With the live video feed from the drone’s camera showing on the goggles, drone pilots enter another world.

You have to sit down when doing so because you can get dizzy following the flight path and the sharp turns and dizzying ascents and descents.

It’s called first-person view, and it’s the latest trend in the hobby world of radio-controlled aircraft.

Flying a model without video “gets old really quickly,” says hobbyist Jonathan Reichert.

“Then you put the goggles on you see all kinds of really cool stuff.

“I put the goggles on and started creeping into the trees, oh man, it’s an unreal experience.”

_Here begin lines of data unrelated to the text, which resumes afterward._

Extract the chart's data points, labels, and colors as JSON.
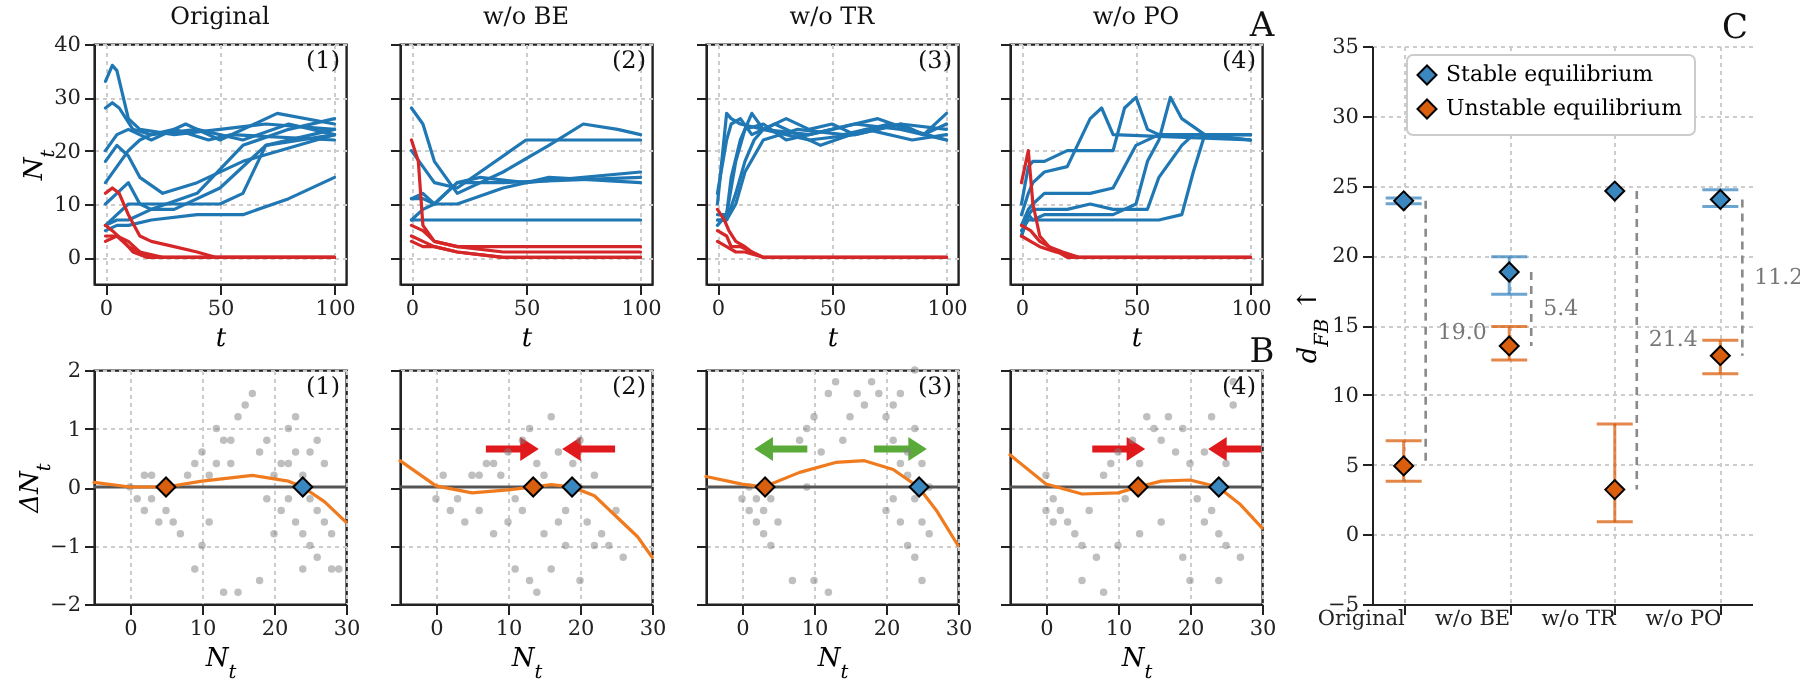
{
  "chart_data": [
    {
      "type": "line",
      "title": "Original",
      "xlabel": "t",
      "ylabel": "N$_{t}$",
      "xlim": [
        -5,
        105
      ],
      "xticks": [
        0,
        50,
        100
      ],
      "ylim": [
        -5,
        40
      ],
      "yticks": [
        0,
        10,
        20,
        30,
        40
      ],
      "grid": true,
      "annotations": [
        "(1)"
      ],
      "series": [
        {
          "color": "#1f77b4",
          "x": [
            0,
            3,
            5,
            10,
            15,
            30,
            50,
            70,
            100
          ],
          "values": [
            33,
            36,
            35,
            26,
            24,
            23,
            24,
            25,
            24
          ]
        },
        {
          "color": "#1f77b4",
          "x": [
            0,
            3,
            6,
            12,
            20,
            40,
            60,
            80,
            100
          ],
          "values": [
            28,
            29,
            28,
            24,
            23,
            24,
            22,
            25,
            23
          ]
        },
        {
          "color": "#1f77b4",
          "x": [
            0,
            5,
            10,
            20,
            35,
            50,
            75,
            100
          ],
          "values": [
            20,
            23,
            24,
            22,
            25,
            22,
            27,
            25
          ]
        },
        {
          "color": "#1f77b4",
          "x": [
            0,
            5,
            10,
            15,
            25,
            40,
            60,
            100
          ],
          "values": [
            18,
            21,
            19,
            15,
            12,
            14,
            18,
            23
          ]
        },
        {
          "color": "#1f77b4",
          "x": [
            0,
            5,
            10,
            15,
            20,
            30,
            45,
            55,
            100
          ],
          "values": [
            14,
            17,
            20,
            22,
            23,
            24,
            22,
            23,
            22
          ]
        },
        {
          "color": "#1f77b4",
          "x": [
            0,
            5,
            10,
            15,
            20,
            30,
            50,
            70,
            100
          ],
          "values": [
            10,
            12,
            14,
            10,
            9,
            9,
            13,
            21,
            24
          ]
        },
        {
          "color": "#1f77b4",
          "x": [
            0,
            5,
            10,
            20,
            30,
            50,
            60,
            70,
            100
          ],
          "values": [
            6,
            8,
            10,
            10,
            10,
            10,
            12,
            21,
            23
          ]
        },
        {
          "color": "#1f77b4",
          "x": [
            0,
            5,
            10,
            20,
            40,
            60,
            80,
            100
          ],
          "values": [
            5,
            6,
            6,
            7,
            8,
            8,
            11,
            15
          ]
        },
        {
          "color": "#1f77b4",
          "x": [
            0,
            5,
            10,
            20,
            40,
            60,
            80,
            100
          ],
          "values": [
            6,
            7,
            7,
            9,
            12,
            21,
            24,
            26
          ]
        },
        {
          "color": "#d62728",
          "x": [
            0,
            3,
            6,
            10,
            15,
            20,
            30,
            40,
            48,
            60,
            100
          ],
          "values": [
            12,
            13,
            12,
            8,
            4,
            3,
            2,
            1,
            0,
            0,
            0
          ]
        },
        {
          "color": "#d62728",
          "x": [
            0,
            5,
            10,
            15,
            20,
            100
          ],
          "values": [
            3,
            4,
            3,
            1,
            0,
            0
          ]
        },
        {
          "color": "#d62728",
          "x": [
            0,
            5,
            10,
            15,
            25,
            100
          ],
          "values": [
            4,
            4,
            2,
            1,
            0,
            0
          ]
        },
        {
          "color": "#d62728",
          "x": [
            0,
            3,
            8,
            12,
            18,
            100
          ],
          "values": [
            6,
            5,
            3,
            1,
            0,
            0
          ]
        }
      ]
    },
    {
      "type": "line",
      "title": "w/o BE",
      "xlabel": "t",
      "xlim": [
        -5,
        105
      ],
      "xticks": [
        0,
        50,
        100
      ],
      "ylim": [
        -5,
        40
      ],
      "yticks": [
        0,
        10,
        20,
        30,
        40
      ],
      "grid": true,
      "tick_labels": "x",
      "annotations": [
        "(2)"
      ],
      "series": [
        {
          "color": "#1f77b4",
          "x": [
            0,
            5,
            10,
            20,
            40,
            60,
            75,
            90,
            100
          ],
          "values": [
            28,
            25,
            18,
            12,
            16,
            21,
            25,
            24,
            23
          ]
        },
        {
          "color": "#1f77b4",
          "x": [
            0,
            5,
            10,
            20,
            30,
            50,
            70,
            100
          ],
          "values": [
            20,
            17,
            14,
            13,
            16,
            22,
            22,
            22
          ]
        },
        {
          "color": "#1f77b4",
          "x": [
            0,
            5,
            10,
            20,
            30,
            50,
            100
          ],
          "values": [
            11,
            11,
            10,
            14,
            15,
            14,
            16
          ]
        },
        {
          "color": "#1f77b4",
          "x": [
            0,
            5,
            10,
            20,
            40,
            100
          ],
          "values": [
            7,
            9,
            10,
            14,
            14,
            15
          ]
        },
        {
          "color": "#1f77b4",
          "x": [
            0,
            5,
            10,
            20,
            100
          ],
          "values": [
            7,
            7,
            7,
            7,
            7
          ]
        },
        {
          "color": "#1f77b4",
          "x": [
            0,
            5,
            10,
            20,
            40,
            60,
            100
          ],
          "values": [
            11,
            12,
            10,
            10,
            13,
            15,
            14
          ]
        },
        {
          "color": "#d62728",
          "x": [
            0,
            3,
            5,
            10,
            20,
            100
          ],
          "values": [
            22,
            18,
            6,
            3,
            2,
            2
          ]
        },
        {
          "color": "#d62728",
          "x": [
            0,
            5,
            10,
            20,
            40,
            100
          ],
          "values": [
            6,
            5,
            3,
            2,
            1,
            1
          ]
        },
        {
          "color": "#d62728",
          "x": [
            0,
            5,
            10,
            20,
            40,
            100
          ],
          "values": [
            4,
            3,
            2,
            1,
            0,
            0
          ]
        },
        {
          "color": "#d62728",
          "x": [
            0,
            5,
            10,
            20,
            40,
            100
          ],
          "values": [
            3,
            2,
            2,
            1,
            0,
            0
          ]
        }
      ]
    },
    {
      "type": "line",
      "title": "w/o TR",
      "xlabel": "t",
      "xlim": [
        -5,
        105
      ],
      "xticks": [
        0,
        50,
        100
      ],
      "ylim": [
        -5,
        40
      ],
      "yticks": [
        0,
        10,
        20,
        30,
        40
      ],
      "grid": true,
      "tick_labels": "x",
      "annotations": [
        "(3)"
      ],
      "series": [
        {
          "color": "#1f77b4",
          "x": [
            0,
            4,
            6,
            10,
            20,
            30,
            40,
            50,
            60,
            70,
            80,
            90,
            100
          ],
          "values": [
            10,
            27,
            26,
            25,
            24,
            26,
            24,
            25,
            23,
            24,
            25,
            23,
            25
          ]
        },
        {
          "color": "#1f77b4",
          "x": [
            0,
            4,
            6,
            10,
            15,
            20,
            40,
            60,
            80,
            100
          ],
          "values": [
            8,
            8,
            15,
            22,
            27,
            24,
            23,
            25,
            24,
            22
          ]
        },
        {
          "color": "#1f77b4",
          "x": [
            0,
            4,
            8,
            12,
            16,
            20,
            40,
            60,
            80,
            100
          ],
          "values": [
            7,
            7,
            12,
            18,
            22,
            24,
            22,
            23,
            25,
            24
          ]
        },
        {
          "color": "#1f77b4",
          "x": [
            0,
            4,
            8,
            12,
            20,
            30,
            50,
            70,
            90,
            100
          ],
          "values": [
            6,
            8,
            18,
            24,
            25,
            22,
            24,
            26,
            23,
            27
          ]
        },
        {
          "color": "#1f77b4",
          "x": [
            0,
            4,
            6,
            10,
            15,
            25,
            45,
            65,
            85,
            100
          ],
          "values": [
            12,
            22,
            25,
            26,
            23,
            25,
            21,
            24,
            22,
            23
          ]
        },
        {
          "color": "#1f77b4",
          "x": [
            0,
            4,
            8,
            12,
            20,
            35,
            55,
            75,
            100
          ],
          "values": [
            7,
            7,
            10,
            16,
            22,
            24,
            23,
            25,
            22
          ]
        },
        {
          "color": "#d62728",
          "x": [
            0,
            3,
            5,
            8,
            12,
            15,
            20,
            25,
            100
          ],
          "values": [
            9,
            7,
            5,
            3,
            2,
            1,
            0,
            0,
            0
          ]
        },
        {
          "color": "#d62728",
          "x": [
            0,
            4,
            6,
            10,
            15,
            20,
            100
          ],
          "values": [
            5,
            4,
            2,
            2,
            1,
            0,
            0
          ]
        },
        {
          "color": "#d62728",
          "x": [
            0,
            4,
            8,
            12,
            20,
            100
          ],
          "values": [
            3,
            2,
            1,
            1,
            0,
            0
          ]
        }
      ]
    },
    {
      "type": "line",
      "title": "w/o PO",
      "xlabel": "t",
      "xlim": [
        -5,
        105
      ],
      "xticks": [
        0,
        50,
        100
      ],
      "ylim": [
        -5,
        40
      ],
      "yticks": [
        0,
        10,
        20,
        30,
        40
      ],
      "grid": true,
      "tick_labels": "x",
      "annotations": [
        "(4)",
        "A"
      ],
      "series": [
        {
          "color": "#1f77b4",
          "x": [
            0,
            3,
            5,
            10,
            20,
            30,
            40,
            45,
            50,
            55,
            60,
            100
          ],
          "values": [
            10,
            17,
            18,
            18,
            20,
            20,
            20,
            28,
            30,
            24,
            23,
            23
          ]
        },
        {
          "color": "#1f77b4",
          "x": [
            0,
            3,
            5,
            10,
            20,
            30,
            35,
            40,
            100
          ],
          "values": [
            8,
            12,
            14,
            16,
            17,
            26,
            28,
            23,
            22
          ]
        },
        {
          "color": "#1f77b4",
          "x": [
            0,
            3,
            5,
            10,
            20,
            30,
            40,
            50,
            60,
            100
          ],
          "values": [
            6,
            9,
            10,
            12,
            12,
            12,
            13,
            21,
            23,
            23
          ]
        },
        {
          "color": "#1f77b4",
          "x": [
            0,
            3,
            5,
            10,
            20,
            40,
            50,
            55,
            60,
            65,
            70,
            80,
            100
          ],
          "values": [
            5,
            7,
            7,
            8,
            8,
            8,
            10,
            18,
            22,
            30,
            26,
            23,
            22
          ]
        },
        {
          "color": "#1f77b4",
          "x": [
            0,
            3,
            5,
            10,
            20,
            30,
            40,
            55,
            60,
            70,
            75,
            100
          ],
          "values": [
            4,
            8,
            9,
            9,
            9,
            10,
            9,
            9,
            15,
            21,
            23,
            22
          ]
        },
        {
          "color": "#1f77b4",
          "x": [
            0,
            3,
            5,
            10,
            20,
            40,
            60,
            70,
            75,
            80,
            100
          ],
          "values": [
            4,
            8,
            7,
            7,
            7,
            7,
            7,
            8,
            16,
            23,
            23
          ]
        },
        {
          "color": "#d62728",
          "x": [
            0,
            3,
            5,
            8,
            12,
            20,
            100
          ],
          "values": [
            14,
            20,
            10,
            4,
            2,
            0,
            0
          ]
        },
        {
          "color": "#d62728",
          "x": [
            0,
            4,
            8,
            12,
            18,
            25,
            100
          ],
          "values": [
            6,
            5,
            3,
            2,
            1,
            0,
            0
          ]
        },
        {
          "color": "#d62728",
          "x": [
            0,
            4,
            8,
            15,
            25,
            100
          ],
          "values": [
            4,
            3,
            2,
            1,
            0,
            0
          ]
        }
      ]
    },
    {
      "type": "scatter",
      "xlabel": "N$_{t}$",
      "ylabel": "ΔN$_{t}$",
      "xlim": [
        -5,
        30
      ],
      "xticks": [
        0,
        10,
        20,
        30
      ],
      "ylim": [
        -2,
        2
      ],
      "yticks": [
        -2,
        -1,
        0,
        1,
        2
      ],
      "grid": true,
      "annotations": [
        "(1)"
      ],
      "ref_lines": [
        {
          "axis": "y",
          "value": 0,
          "color": "#555555"
        }
      ],
      "series": [
        {
          "color": "#808080",
          "marker": "circle",
          "x": [
            0,
            1,
            2,
            3,
            4,
            2,
            5,
            6,
            7,
            3,
            8,
            9,
            10,
            11,
            12,
            13,
            14,
            15,
            16,
            17,
            12,
            14,
            10,
            11,
            13,
            15,
            9,
            18,
            19,
            20,
            21,
            22,
            23,
            24,
            25,
            26,
            22,
            23,
            24,
            25,
            26,
            27,
            28,
            29,
            21,
            20,
            18,
            24,
            26,
            27,
            23,
            25,
            22,
            19,
            28
          ],
          "values": [
            0,
            -0.2,
            -0.4,
            -0.2,
            -0.6,
            0.2,
            -0.4,
            -0.6,
            -0.8,
            0.2,
            0.2,
            0.4,
            0.6,
            0.2,
            1,
            0.8,
            0.4,
            1.2,
            1.4,
            1.6,
            0.4,
            0.8,
            -1,
            -0.6,
            -1.8,
            -1.8,
            -1.4,
            0.6,
            0.8,
            0.2,
            0.4,
            1,
            0.6,
            0.2,
            -0.2,
            -0.4,
            -0.2,
            -0.6,
            -0.8,
            -1,
            0.8,
            -0.6,
            -0.8,
            -1.4,
            -0.4,
            -0.8,
            -1.6,
            -1.4,
            -1.2,
            0.4,
            1.2,
            0.6,
            0.4,
            -0.2,
            -1.4
          ]
        },
        {
          "type": "line",
          "color": "#f07a1e",
          "x": [
            -5,
            0,
            5,
            10,
            17,
            22,
            24,
            27,
            30
          ],
          "values": [
            0.08,
            0,
            0,
            0.1,
            0.2,
            0.1,
            0,
            -0.25,
            -0.6
          ]
        },
        {
          "color": "#d95f0e",
          "marker": "diamond",
          "x": [
            5
          ],
          "values": [
            0
          ]
        },
        {
          "color": "#3a87c0",
          "marker": "diamond",
          "x": [
            24
          ],
          "values": [
            0
          ]
        }
      ]
    },
    {
      "type": "scatter",
      "xlabel": "N$_{t}$",
      "xlim": [
        -5,
        30
      ],
      "xticks": [
        0,
        10,
        20,
        30
      ],
      "ylim": [
        -2,
        2
      ],
      "yticks": [
        -2,
        -1,
        0,
        1,
        2
      ],
      "grid": true,
      "tick_labels": "x",
      "annotations": [
        "(2)"
      ],
      "ref_lines": [
        {
          "axis": "y",
          "value": 0,
          "color": "#555555"
        }
      ],
      "series": [
        {
          "color": "#808080",
          "marker": "circle",
          "x": [
            0,
            1,
            2,
            3,
            4,
            5,
            6,
            7,
            8,
            9,
            10,
            11,
            12,
            13,
            14,
            15,
            16,
            17,
            18,
            19,
            20,
            21,
            22,
            23,
            24,
            25,
            26,
            11,
            13,
            14,
            16,
            20,
            18,
            10,
            6,
            8,
            15,
            17,
            12,
            22
          ],
          "values": [
            -0.2,
            0.2,
            -0.4,
            -0.2,
            -0.6,
            0.2,
            -0.4,
            0.4,
            -0.8,
            0.2,
            0.6,
            -0.2,
            0.8,
            1,
            0.4,
            0.2,
            1.2,
            0.6,
            -0.4,
            0.4,
            0.8,
            -0.6,
            0.2,
            -0.8,
            -1,
            -0.4,
            -1.2,
            -1.4,
            -1.6,
            -1.8,
            -1.4,
            -1.6,
            -1,
            -0.6,
            0.2,
            0.4,
            -0.8,
            -0.6,
            -0.4,
            -1
          ]
        },
        {
          "type": "line",
          "color": "#f07a1e",
          "x": [
            -5,
            0,
            5,
            10,
            13.5,
            16,
            18.9,
            22,
            25,
            28,
            30
          ],
          "values": [
            0.45,
            0.02,
            -0.1,
            -0.05,
            0,
            0.04,
            0,
            -0.15,
            -0.5,
            -0.85,
            -1.2
          ]
        },
        {
          "color": "#d95f0e",
          "marker": "diamond",
          "x": [
            13.5
          ],
          "values": [
            0
          ]
        },
        {
          "color": "#3a87c0",
          "marker": "diamond",
          "x": [
            18.9
          ],
          "values": [
            0
          ]
        }
      ]
    },
    {
      "type": "scatter",
      "xlabel": "N$_{t}$",
      "xlim": [
        -5,
        30
      ],
      "xticks": [
        0,
        10,
        20,
        30
      ],
      "ylim": [
        -2,
        2
      ],
      "yticks": [
        -2,
        -1,
        0,
        1,
        2
      ],
      "grid": true,
      "tick_labels": "x",
      "annotations": [
        "(3)"
      ],
      "ref_lines": [
        {
          "axis": "y",
          "value": 0,
          "color": "#555555"
        }
      ],
      "series": [
        {
          "color": "#808080",
          "marker": "circle",
          "x": [
            0,
            1,
            2,
            3,
            4,
            1,
            2,
            3,
            5,
            4,
            8,
            9,
            10,
            11,
            12,
            13,
            14,
            15,
            16,
            17,
            18,
            19,
            9,
            10,
            7,
            12,
            20,
            21,
            22,
            23,
            24,
            25,
            26,
            21,
            22,
            23,
            24,
            25,
            22,
            24,
            23,
            25,
            21,
            26,
            20,
            24
          ],
          "values": [
            -0.2,
            -0.4,
            -0.6,
            -0.8,
            -1,
            0,
            -0.2,
            -0.4,
            -0.6,
            -0.2,
            0.8,
            1,
            1.2,
            0.6,
            1.6,
            1.8,
            0.8,
            1.2,
            1.6,
            1.4,
            1.8,
            1.6,
            0,
            -1.6,
            -1.6,
            -1.8,
            1.2,
            0.8,
            0.4,
            0.2,
            -0.2,
            -0.6,
            -0.8,
            -0.2,
            -0.6,
            -1,
            -1.2,
            -1.6,
            1.6,
            2,
            0.6,
            0.4,
            1.4,
            0,
            -0.4,
            1
          ]
        },
        {
          "type": "line",
          "color": "#f07a1e",
          "x": [
            -5,
            0,
            3,
            8,
            13,
            17,
            21,
            24.5,
            27,
            30
          ],
          "values": [
            0.18,
            0.05,
            0,
            0.25,
            0.42,
            0.45,
            0.3,
            0,
            -0.4,
            -1
          ]
        },
        {
          "color": "#d95f0e",
          "marker": "diamond",
          "x": [
            3.2
          ],
          "values": [
            0
          ]
        },
        {
          "color": "#3a87c0",
          "marker": "diamond",
          "x": [
            24.6
          ],
          "values": [
            0
          ]
        }
      ]
    },
    {
      "type": "scatter",
      "xlabel": "N$_{t}$",
      "xlim": [
        -5,
        30
      ],
      "xticks": [
        0,
        10,
        20,
        30
      ],
      "ylim": [
        -2,
        2
      ],
      "yticks": [
        -2,
        -1,
        0,
        1,
        2
      ],
      "grid": true,
      "tick_labels": "x",
      "annotations": [
        "(4)",
        "B"
      ],
      "ref_lines": [
        {
          "axis": "y",
          "value": 0,
          "color": "#555555"
        }
      ],
      "series": [
        {
          "color": "#808080",
          "marker": "circle",
          "x": [
            0,
            1,
            2,
            3,
            4,
            5,
            0,
            1,
            6,
            7,
            5,
            8,
            9,
            10,
            11,
            12,
            13,
            14,
            15,
            16,
            17,
            18,
            19,
            20,
            21,
            22,
            23,
            24,
            25,
            26,
            27,
            22,
            20,
            24,
            19,
            16,
            13,
            10,
            8,
            25,
            23,
            26
          ],
          "values": [
            0.2,
            -0.2,
            -0.4,
            -0.6,
            -0.8,
            -1,
            -0.4,
            -0.6,
            -0.4,
            -1.2,
            -1.6,
            0.2,
            0.4,
            0.6,
            -0.2,
            0.8,
            0.4,
            1.2,
            1,
            0.8,
            1.2,
            0.6,
            1,
            0.4,
            -0.2,
            0.6,
            -0.4,
            -0.8,
            -1,
            1.4,
            -1.2,
            -0.6,
            -1.6,
            -1.6,
            -1.2,
            -0.6,
            -0.8,
            -1,
            -1.8,
            0.4,
            1.2,
            1.8
          ]
        },
        {
          "type": "line",
          "color": "#f07a1e",
          "x": [
            -5,
            0,
            5,
            10,
            12.8,
            16,
            20,
            23.9,
            27,
            30
          ],
          "values": [
            0.55,
            0.05,
            -0.12,
            -0.1,
            0,
            0.1,
            0.12,
            0,
            -0.3,
            -0.7
          ]
        },
        {
          "color": "#d95f0e",
          "marker": "diamond",
          "x": [
            12.8
          ],
          "values": [
            0
          ]
        },
        {
          "color": "#3a87c0",
          "marker": "diamond",
          "x": [
            24
          ],
          "values": [
            0
          ]
        }
      ]
    },
    {
      "type": "scatter",
      "ylabel": "d$_{FB}$ ↑",
      "categories": [
        "Original",
        "w/o BE",
        "w/o TR",
        "w/o PO"
      ],
      "ylim": [
        -5,
        35
      ],
      "yticks": [
        -5,
        0,
        5,
        10,
        15,
        20,
        25,
        30,
        35
      ],
      "grid": true,
      "legend": "top",
      "marker": "diamond",
      "annotations": [
        "C",
        "19.0",
        "5.4",
        "21.4",
        "11.2"
      ],
      "series": [
        {
          "name": "Stable equilibrium",
          "color": "#3a87c0",
          "values": [
            23.9,
            18.8,
            24.6,
            24.0
          ],
          "errors": [
            [
              23.7,
              24.1
            ],
            [
              17.2,
              19.9
            ],
            null,
            [
              23.5,
              24.7
            ]
          ]
        },
        {
          "name": "Unstable equilibrium",
          "color": "#d95f0e",
          "values": [
            4.9,
            13.5,
            3.2,
            12.8
          ],
          "errors": [
            [
              3.8,
              6.7
            ],
            [
              12.5,
              14.9
            ],
            [
              0.9,
              7.9
            ],
            [
              11.5,
              13.9
            ]
          ]
        }
      ]
    }
  ]
}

Flying with first-person view, or video piloting, allows close-up views of objects that a ground-bound pilot could never hope to see.

One time, Reichert was able to hover up to an eagle in a tree-top for a close-up view.

In another recent video he posted on his YouTube channel, he flew his drone above fog patches to capture awesome shots of Maple Ridge scenery.

And with the advantage of live video feed, it’s much easier to judge depth perception and avoid crashing into objects.

Reichert has been flying remote control model airplanes for about four years and has about 20 planes.

He now has two drones, too. But still splits his time equally between the airplanes and drones.

One of his favourite model airplanes is a DC-3, decked out in wartime colours as used during the D-Day invasion in June 1944.

Another is favourite is a model of a Super Cub Bush Plane.

“The full-sized ones can land on the tops of mountains.”

He’s only been flying drones, which zip around in any direction, up and down, forwards and backwards, like a UFO, for about a year.

One of his two drones is a quad-copter, in the 450 category, an alien-looking contraption that has four motors that separately power four carbon-fibre propellers.

The central processing unit decides how much power goes to each engine, which controls direction. The remote control device controls the computer.

There are few moving parts.

“What you see is what you get,” Reichert says.

With the radio and drone combined, the total cost for a beginner is about $500.

Reichert says the drone’s range is about 40 kilometres, using video piloting.

Doubling up on the battery pack can increase flying time to about 18 minutes.

Attaching a gimble to the underside can allow him to use a Go-Pro video camera for greater picture quality.

The hobby’s low costs could be why many pilots crash their drones by overflying their abilities before mastering the basics.

Drone models were one of the hottest items this Christmas, which leads to “thousands of people crashing them on Christmas day.”

While there are no laws yet regulating drone flying, Reichert follows Transport Canada guidelines, which require drones to keep at least 150 metres from buildings, cars or people.

That’s why he does his flying in quiet areas, such as over Kanaka Creek Regional Park.

However, after getting all the required approvals, he did take to the air during Maple Ridge’s birthday celebrations last summer to record the celebrations from above.

Most people didn’t even know the drone was there.

Responsible flying is the key, he says. He’d never bring his drone close to a building, auto or person, for privacy and safety reasons.

Should a hiker encounter his drone on a trail buzzing nearby, “you’d have right to punch it out of the air and smash it to pieces.”